All 186 passengers and crew aboard TAM’s Flight 3054 were believed to have died in the fiery crash that also killed at least 16 people on the ground.
“There is no sign of survivors,” TAM President Marco Antonio Bologna said at a news conference.
The Airbus 320 on 17 July careened off the slick and notoriously short runway upon landing at Sao Paulo’s Cagonhas airport in driving rain, skidded across a crowded avenue and slammed into a warehouse where it burst into flames.
By early afternoon on 18 July, rescuers had retrieved 162 bodies, and another three people died after being taken to a hospital. At least 16 of the confirmed fatalities had been on the ground at the time of the crash.
The crash revived controversy over the safety of the airport, located just a few kilometers from the centre of Brazil’s financial capital.
“The runway was as slippery as soap,” an unnamed pilot told the O Globo daily, adding the plane should not have been cleared to land at Cagonhas airport in those conditions.
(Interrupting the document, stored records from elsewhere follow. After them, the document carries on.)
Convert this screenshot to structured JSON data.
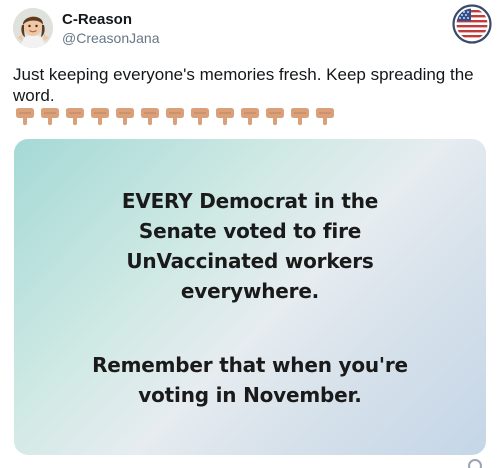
{
  "tweet": {
    "author": {
      "display_name": "C-Reason",
      "handle": "@CreasonJana",
      "avatar_icon": "memoji-avatar-icon",
      "badge_icon": "us-flag-circle-icon"
    },
    "text": "Just keeping everyone's memories fresh. Keep spreading the word.",
    "emoji": {
      "icon": "pointing-down-hand-icon",
      "count": 13,
      "color": "#d9a07a"
    },
    "image_card": {
      "paragraph_1": [
        "EVERY Democrat in the",
        "Senate voted to fire",
        "UnVaccinated workers",
        "everywhere."
      ],
      "paragraph_2": [
        "Remember that when you're",
        "voting in November."
      ]
    }
  }
}
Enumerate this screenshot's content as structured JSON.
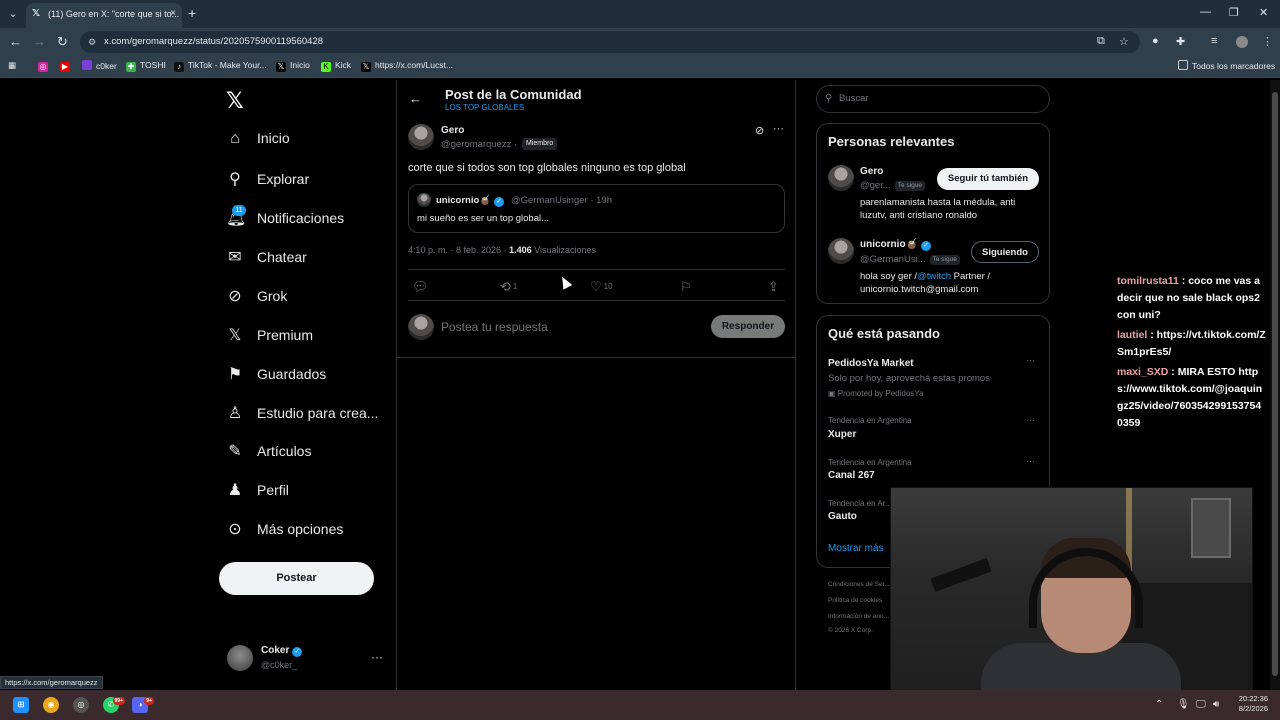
{
  "browser": {
    "tab_title": "(11) Gero en X: \"corte que si to...",
    "tab_close": "×",
    "new_tab": "+",
    "url": "x.com/geromarquezz/status/2020575900119560428",
    "bookmarks": [
      "c0ker",
      "TOSHI",
      "TikTok - Make Your...",
      "Inicio",
      "Kick",
      "https://x.com/Lucst..."
    ],
    "all_bookmarks": "Todos los marcadores"
  },
  "nav": {
    "items": [
      "Inicio",
      "Explorar",
      "Notificaciones",
      "Chatear",
      "Grok",
      "Premium",
      "Guardados",
      "Estudio para crea...",
      "Artículos",
      "Perfil",
      "Más opciones"
    ],
    "notif_badge": "11",
    "post_button": "Postear"
  },
  "account": {
    "name": "Coker",
    "handle": "@c0ker_"
  },
  "post": {
    "header_title": "Post de la Comunidad",
    "header_sub": "LOS TOP GLOBALES",
    "author_name": "Gero",
    "author_handle": "@geromarquezz ·",
    "member_badge": "Miembro",
    "text": "corte que si todos son top globales ninguno es top global",
    "quote_name": "unicornio🧉",
    "quote_handle": "@GermanUsinger · 19h",
    "quote_text": "mi sueño es ser un top global...",
    "time": "4:10 p. m. · 8 feb. 2026 ·",
    "views": "1.406",
    "views_label": "Visualizaciones",
    "retweets": "1",
    "likes": "10",
    "reply_placeholder": "Postea tu respuesta",
    "reply_button": "Responder"
  },
  "sidebar": {
    "search_placeholder": "Buscar",
    "relevant_title": "Personas relevantes",
    "people": [
      {
        "name": "Gero",
        "handle": "@ger...",
        "follows_you": "Te sigue",
        "button": "Seguir tú también",
        "bio": "parenlamanista hasta la médula, anti luzutv, anti cristiano ronaldo"
      },
      {
        "name": "unicornio🧉",
        "handle": "@GermanUsi...",
        "follows_you": "Te sigue",
        "button": "Siguiendo",
        "bio_pre": "hola soy ger /",
        "bio_link": "@twitch",
        "bio_post": " Partner / unicornio.twitch@gmail.com"
      }
    ],
    "trending_title": "Qué está pasando",
    "trends": [
      {
        "title": "PedidosYa Market",
        "desc": "Solo por hoy, aprovechá estas promos",
        "promo": "Promoted by PedidosYa"
      },
      {
        "context": "Tendencia en Argentina",
        "title": "Xuper"
      },
      {
        "context": "Tendencia en Argentina",
        "title": "Canal 267"
      },
      {
        "context": "Tendencia en Ar...",
        "title": "Gauto"
      }
    ],
    "show_more": "Mostrar más",
    "footer": [
      "Condiciones de Ser...",
      "Política de cookies",
      "Información de anu...",
      "© 2026 X Corp."
    ]
  },
  "chat": [
    {
      "user": "tomilrusta11",
      "msg": ": coco me vas a decir que no sale black ops2 con uni?"
    },
    {
      "user": "lautiel",
      "msg": ": https://vt.tiktok.com/ZSm1prEs5/"
    },
    {
      "user": "maxi_SXD",
      "msg": ": MIRA ESTO https://www.tiktok.com/@joaquingz25/video/7603542991537540359"
    }
  ],
  "status_url": "https://x.com/geromarquezz",
  "taskbar": {
    "time": "20:22:36",
    "date": "8/2/2026",
    "badge_whatsapp": "99+",
    "badge_discord": "9+"
  },
  "colors": {
    "accent": "#1d9bf0",
    "bg": "#000000",
    "border": "#2f3336",
    "muted": "#71767b"
  }
}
The Justice Ministry said it ordered an investigation to establish whether the runway met technical and legal security standards.
Brazil’s airport administrator Infraero said that some resurfacing work had been done on the main runway, which was closed from 14 May to 29 June, and that more construction aimed at improving water drainoff was scheduled in September.
There have been a number of incidents of planes skidding off the tarmac at the airport, the latest just one day before the 18 July crash.
In February, a local judge banned the use of the airport by Fokker 100, Boeing 737-800 and Boeing 737/700 jetliners, but the ruling was overturned by an appeals court.
The International Air Transport Association called for “an open, vigorous and thorough investigation,” and offered to help in probing the crash.
France’s Bureau of Investigation and Analysis (BEA) said it was sending two of its investigators and that its German counterpart, the BFU, was sending another two. Five Airbus experts also were on their way.
Rescue workers recovered one of the plane’s black boxes, but it was not immediately clear if its condition would permit retrieval of the recorded data, local media reported.
The previous worst accident in Brazil’s aviation history occurred last September, when a Brazilian Boeing 737 flying from Manaos to Brasilia crashed into the Amazon jungle killing all 154 people on board after it was clipped in mid-air by a small private jet. The occupants of the smaller jet were unhurt.